Just last week, when making his Test debut for Ireland in a match he had campaigned and work as hard as any to make happen, he laid a vital platform in a match that will be remembered for Kevin O’Brien’s hundred. With Ireland having been made to follow on, their inaugural Test could have descended into ignominy. Instead, Joyce, along with Ireland captain William Porterfield, battled through 26 overs to the close.
“I’d batted twice in a day not many times in my career, especially not in that kind of pressure, in a home Test match with a lot of eyes on you worldwide to see how you’re going to go,” he said. “There were a lot of people saying we could get bowled out again for 130. We managed to fight through to the end of play that day with a bit of luck and I was proud that we showed a bit of fight at the end of the third day. That’s all that Graham Ford asked of us was to show a lot of fight and we also showed a lot of skill.”

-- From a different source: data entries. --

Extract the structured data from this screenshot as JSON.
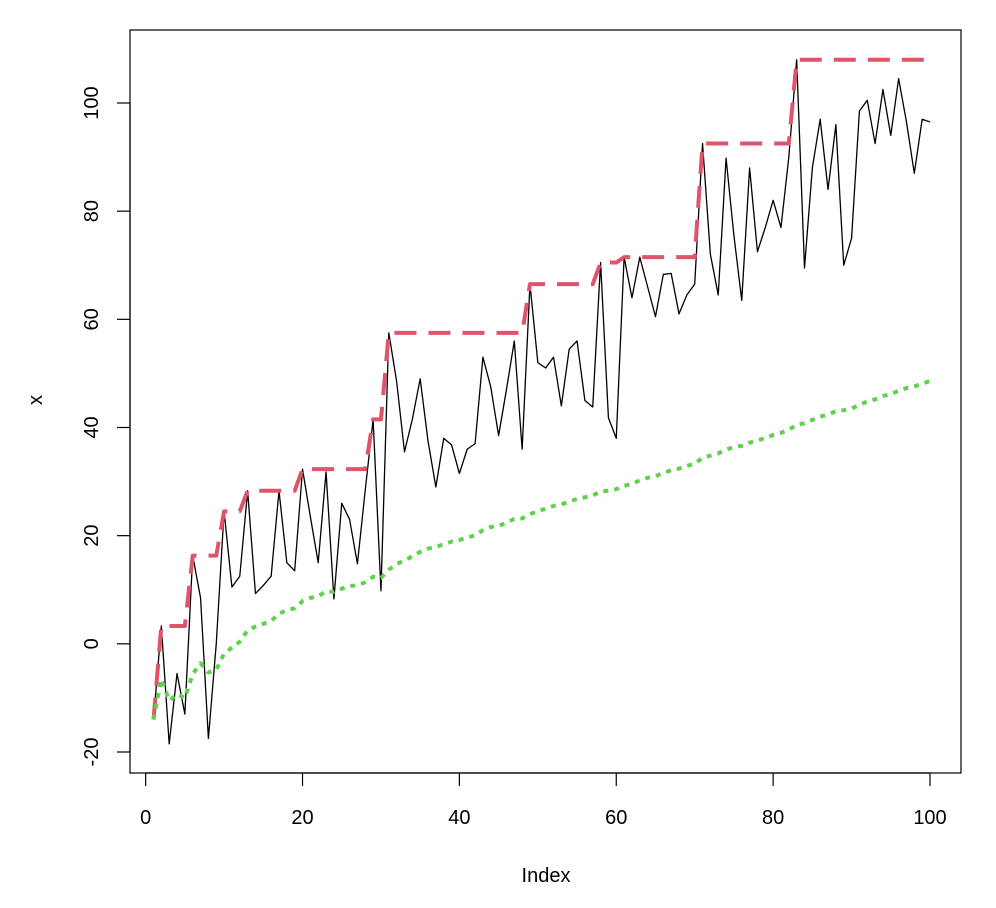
{
  "chart_data": {
    "type": "line",
    "title": "",
    "xlabel": "Index",
    "ylabel": "x",
    "xlim": [
      1,
      100
    ],
    "ylim": [
      -22,
      110
    ],
    "x_ticks": [
      0,
      20,
      40,
      60,
      80,
      100
    ],
    "y_ticks": [
      -20,
      0,
      20,
      40,
      60,
      80,
      100
    ],
    "grid": false,
    "legend": "none",
    "x": [
      1,
      2,
      3,
      4,
      5,
      6,
      7,
      8,
      9,
      10,
      11,
      12,
      13,
      14,
      15,
      16,
      17,
      18,
      19,
      20,
      21,
      22,
      23,
      24,
      25,
      26,
      27,
      28,
      29,
      30,
      31,
      32,
      33,
      34,
      35,
      36,
      37,
      38,
      39,
      40,
      41,
      42,
      43,
      44,
      45,
      46,
      47,
      48,
      49,
      50,
      51,
      52,
      53,
      54,
      55,
      56,
      57,
      58,
      59,
      60,
      61,
      62,
      63,
      64,
      65,
      66,
      67,
      68,
      69,
      70,
      71,
      72,
      73,
      74,
      75,
      76,
      77,
      78,
      79,
      80,
      81,
      82,
      83,
      84,
      85,
      86,
      87,
      88,
      89,
      90,
      91,
      92,
      93,
      94,
      95,
      96,
      97,
      98,
      99,
      100
    ],
    "series": [
      {
        "color": "#000000",
        "style": "solid",
        "values": [
          -14,
          3.3,
          -18.5,
          -5.5,
          -13,
          16.3,
          8.5,
          -17.5,
          0,
          24.5,
          10.5,
          12.5,
          28.3,
          9.3,
          10.8,
          12.5,
          28.3,
          15,
          13.5,
          32.3,
          23.5,
          15,
          31.8,
          8.3,
          26,
          23,
          14.8,
          28.5,
          41.5,
          9.8,
          57.5,
          48.5,
          35.5,
          41.5,
          49,
          37.5,
          29,
          38,
          36.8,
          31.5,
          36,
          37,
          53,
          47.5,
          38.5,
          47,
          56,
          36,
          66.5,
          52,
          51,
          53,
          44,
          54.5,
          56,
          45,
          43.8,
          70.5,
          41.8,
          38,
          71.5,
          64,
          71.5,
          66,
          60.5,
          68.3,
          68.5,
          61,
          64.5,
          66.5,
          92.5,
          72,
          64.5,
          89.8,
          75.5,
          63.5,
          88,
          72.5,
          77,
          82,
          77,
          90,
          108,
          69.5,
          88,
          97,
          84,
          96,
          70,
          75,
          98.5,
          100.5,
          92.5,
          102.5,
          94,
          104.5,
          96.5,
          87,
          97,
          96.5
        ]
      },
      {
        "color": "#DF536B",
        "style": "dashed",
        "values": [
          -14,
          3.3,
          3.3,
          3.3,
          3.3,
          16.3,
          16.3,
          16.3,
          16.3,
          24.5,
          24.5,
          24.5,
          28.3,
          28.3,
          28.3,
          28.3,
          28.3,
          28.3,
          28.3,
          32.3,
          32.3,
          32.3,
          32.3,
          32.3,
          32.3,
          32.3,
          32.3,
          32.3,
          41.5,
          41.5,
          57.5,
          57.5,
          57.5,
          57.5,
          57.5,
          57.5,
          57.5,
          57.5,
          57.5,
          57.5,
          57.5,
          57.5,
          57.5,
          57.5,
          57.5,
          57.5,
          57.5,
          57.5,
          66.5,
          66.5,
          66.5,
          66.5,
          66.5,
          66.5,
          66.5,
          66.5,
          66.5,
          70.5,
          70.5,
          70.5,
          71.5,
          71.5,
          71.5,
          71.5,
          71.5,
          71.5,
          71.5,
          71.5,
          71.5,
          71.5,
          92.5,
          92.5,
          92.5,
          92.5,
          92.5,
          92.5,
          92.5,
          92.5,
          92.5,
          92.5,
          92.5,
          92.5,
          108,
          108,
          108,
          108,
          108,
          108,
          108,
          108,
          108,
          108,
          108,
          108,
          108,
          108,
          108,
          108,
          108,
          108
        ]
      },
      {
        "color": "#61D04F",
        "style": "dotted",
        "values": [
          -14,
          -6.5,
          -10.5,
          -9.3,
          -10,
          -5.6,
          -3.6,
          -5.3,
          -4.8,
          -1.8,
          -0.7,
          0.4,
          2.5,
          3.2,
          3.7,
          4.2,
          5.6,
          6.2,
          6.6,
          7.9,
          8.5,
          8.8,
          9.7,
          9.6,
          10.2,
          10.7,
          10.8,
          11.4,
          12.4,
          12.2,
          13.7,
          14.8,
          15.4,
          16.2,
          17,
          17.6,
          17.9,
          18.4,
          18.9,
          19.2,
          19.6,
          20.1,
          21,
          21.6,
          21.8,
          22.4,
          23.1,
          23.2,
          24,
          24.5,
          25,
          25.5,
          25.8,
          26.3,
          26.8,
          27.1,
          27.4,
          28.2,
          28.3,
          28.6,
          29.2,
          29.6,
          30.2,
          30.7,
          31,
          31.6,
          32.1,
          32.4,
          32.9,
          33.3,
          34.4,
          34.8,
          35.2,
          35.9,
          36.4,
          36.6,
          37.2,
          37.6,
          38.1,
          38.6,
          39,
          39.6,
          40.5,
          40.8,
          41.4,
          42,
          42.4,
          43,
          43.2,
          43.5,
          44.2,
          44.8,
          45.2,
          45.8,
          46.2,
          46.8,
          47.3,
          47.6,
          48.1,
          48.6
        ]
      }
    ]
  }
}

It speaks volumes of someone who would always put the team first that the moment he remembers most fondly isn’t from his innings, but one that gave Ireland a sniff of a remarkable victory. “Ridiculously it’s probably the catch I took because to get them two down,” he said. “Tim was bowling so well and Boyd’s a tough customer when he’s on song, we felt we had something to bowl at. It was a pretty good catch from myself if you don’t mind me saying. That was probably the moment, when they were 14/2 and Tim bowled Shafiq afterwards I thought we were probably favourites.”

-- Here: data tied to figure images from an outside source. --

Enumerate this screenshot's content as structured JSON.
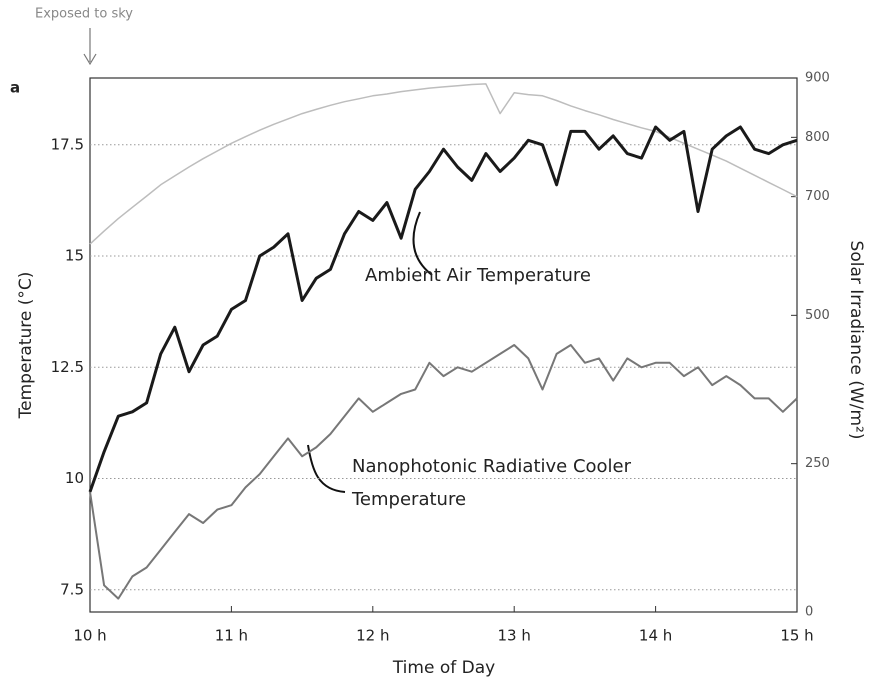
{
  "chart_data": {
    "type": "line",
    "xlabel": "Time of Day",
    "ylabel": "Temperature (°C)",
    "y2label": "Solar Irradiance (W/m²)",
    "annotations": [
      "Exposed to sky",
      "a",
      "Ambient Air Temperature",
      "Nanophotonic Radiative Cooler",
      "Temperature"
    ],
    "x": [
      10,
      10.1,
      10.2,
      10.3,
      10.4,
      10.5,
      10.6,
      10.7,
      10.8,
      10.9,
      11,
      11.1,
      11.2,
      11.3,
      11.4,
      11.5,
      11.6,
      11.7,
      11.8,
      11.9,
      12,
      12.1,
      12.2,
      12.3,
      12.4,
      12.5,
      12.6,
      12.7,
      12.8,
      12.9,
      13,
      13.1,
      13.2,
      13.3,
      13.4,
      13.5,
      13.6,
      13.7,
      13.8,
      13.9,
      14,
      14.1,
      14.2,
      14.3,
      14.4,
      14.5,
      14.6,
      14.7,
      14.8,
      14.9,
      15
    ],
    "series": [
      {
        "color": "#1a1a1a",
        "values": [
          9.7,
          10.6,
          11.4,
          11.5,
          11.7,
          12.8,
          13.4,
          12.4,
          13.0,
          13.2,
          13.8,
          14.0,
          15.0,
          15.2,
          15.5,
          14.0,
          14.5,
          14.7,
          15.5,
          16.0,
          15.8,
          16.2,
          15.4,
          16.5,
          16.9,
          17.4,
          17.0,
          16.7,
          17.3,
          16.9,
          17.2,
          17.6,
          17.5,
          16.6,
          17.8,
          17.8,
          17.4,
          17.7,
          17.3,
          17.2,
          17.9,
          17.6,
          17.8,
          16.0,
          17.4,
          17.7,
          17.9,
          17.4,
          17.3,
          17.5,
          17.6
        ]
      },
      {
        "color": "#777777",
        "values": [
          9.7,
          7.6,
          7.3,
          7.8,
          8.0,
          8.4,
          8.8,
          9.2,
          9.0,
          9.3,
          9.4,
          9.8,
          10.1,
          10.5,
          10.9,
          10.5,
          10.7,
          11.0,
          11.4,
          11.8,
          11.5,
          11.7,
          11.9,
          12.0,
          12.6,
          12.3,
          12.5,
          12.4,
          12.6,
          12.8,
          13.0,
          12.7,
          12.0,
          12.8,
          13.0,
          12.6,
          12.7,
          12.2,
          12.7,
          12.5,
          12.6,
          12.6,
          12.3,
          12.5,
          12.1,
          12.3,
          12.1,
          11.8,
          11.8,
          11.5,
          11.8
        ]
      },
      {
        "color": "#bdbdbd",
        "axis": "y2",
        "values": [
          620,
          642,
          663,
          682,
          701,
          720,
          735,
          750,
          764,
          777,
          790,
          801,
          812,
          822,
          831,
          840,
          847,
          854,
          860,
          865,
          870,
          873,
          877,
          880,
          883,
          885,
          887,
          889,
          890,
          840,
          875,
          872,
          870,
          862,
          853,
          845,
          838,
          830,
          823,
          816,
          810,
          800,
          790,
          780,
          770,
          760,
          748,
          736,
          724,
          712,
          700
        ]
      }
    ],
    "xlim": [
      10,
      15
    ],
    "xticks": [
      {
        "value": 10,
        "label": "10 h"
      },
      {
        "value": 11,
        "label": "11 h"
      },
      {
        "value": 12,
        "label": "12 h"
      },
      {
        "value": 13,
        "label": "13 h"
      },
      {
        "value": 14,
        "label": "14 h"
      },
      {
        "value": 15,
        "label": "15 h"
      }
    ],
    "ylim": [
      7,
      19
    ],
    "yticks": [
      7.5,
      10,
      12.5,
      15,
      17.5
    ],
    "y2lim": [
      0,
      900
    ],
    "y2ticks": [
      0,
      250,
      500,
      700,
      800,
      900
    ],
    "grid": true
  }
}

Ireland legend @edjoyce24 has announced his retirement from cricket, signing off from a fantastic career after appearing in Ireland's maiden men's Test. Best of luck for the future, Ed! 🙌https://t.co/sr2hS7wOAS pic.twitter.com/m369BvhhTu— ICC (@ICC) May 24, 2018
Joyce isn’t just the most naturally talented batsman Ireland have ever produced, he is also, in temperament, technique, and desire, their most naturally suited to Test cricket. Such is demonstrated by his average in the Intercontinental Cup, his years of success in county cricket, where he scored 1,000 runs in seven consecutive seasons and averaged 48.05 for Middlesex and Sussex. He describes his Test debut as the “be all and end all” and T20 as “a bit of a sideshow”, and it could be considered something of a sadness that his first Test has become his last.

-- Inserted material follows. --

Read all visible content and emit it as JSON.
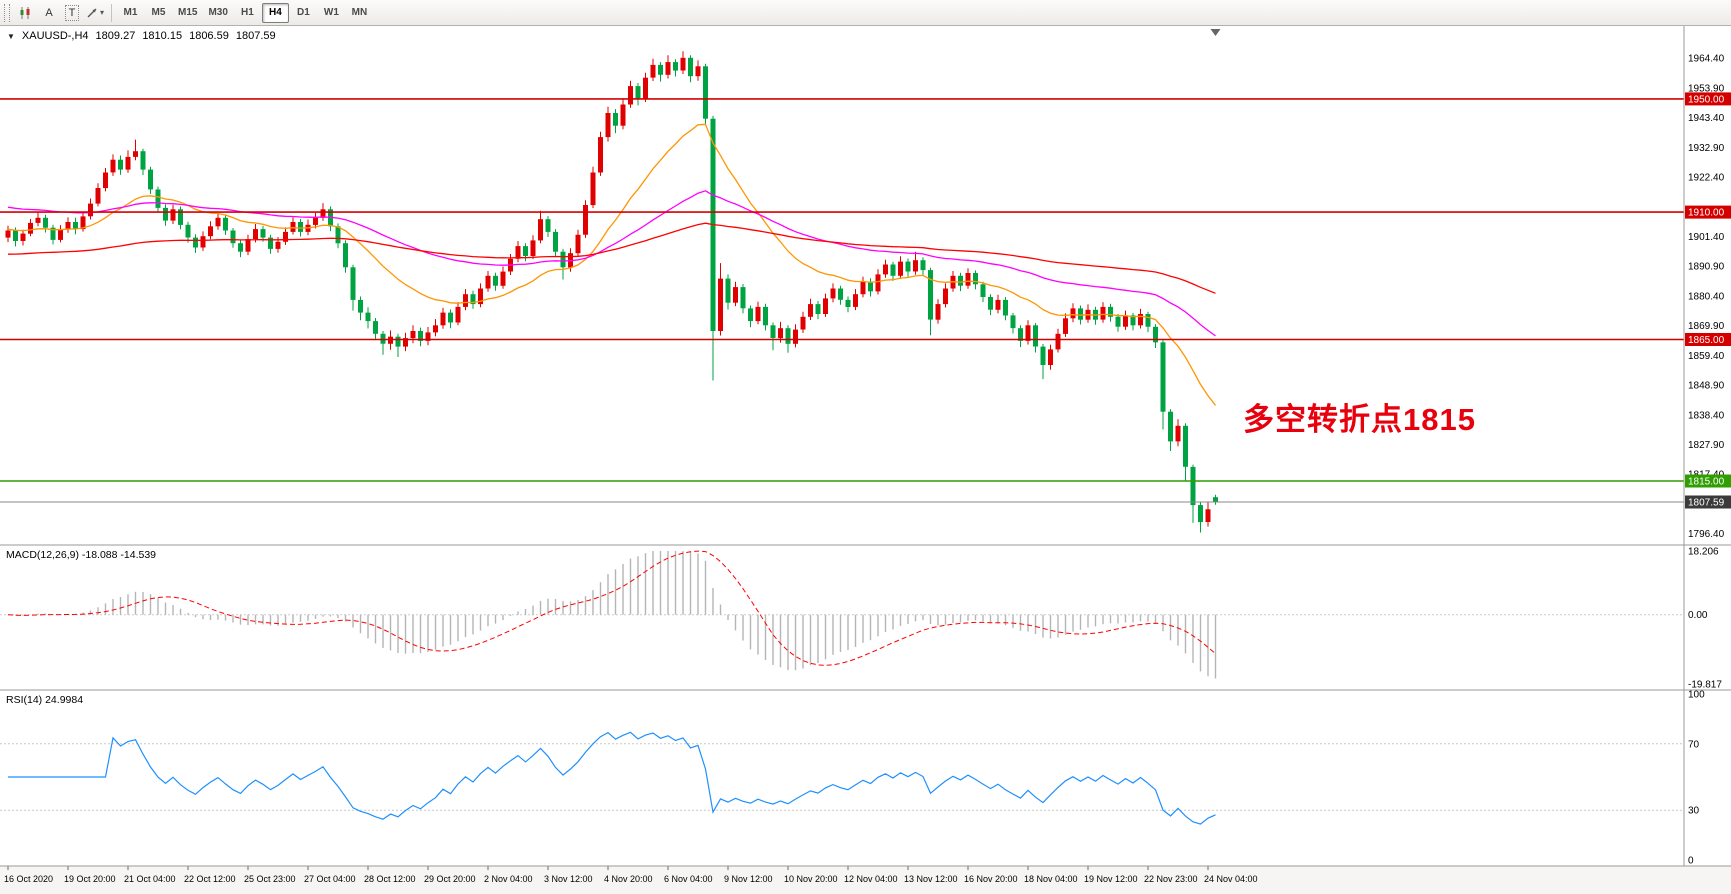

But Joyce will know he has contributed more than most, perhaps any to Irish cricket. A knee injury, the need to blood youth, a team he sees as being able to fill his shoes, all these have helped make the decision of someone who has always been able to maintain perspective, and who has always been happy for it not to be about him.
And besides, Joyce will still be integral to Ireland’s success, having taken on a role overseeing leadership development and as a batting coach in the Irish performance system, something he will surely find as perfect a fit as playing cricket was. Ed Joyce’s contribution to Irish cricket has been immense and it would appear that, even in retirement, he is far from finished.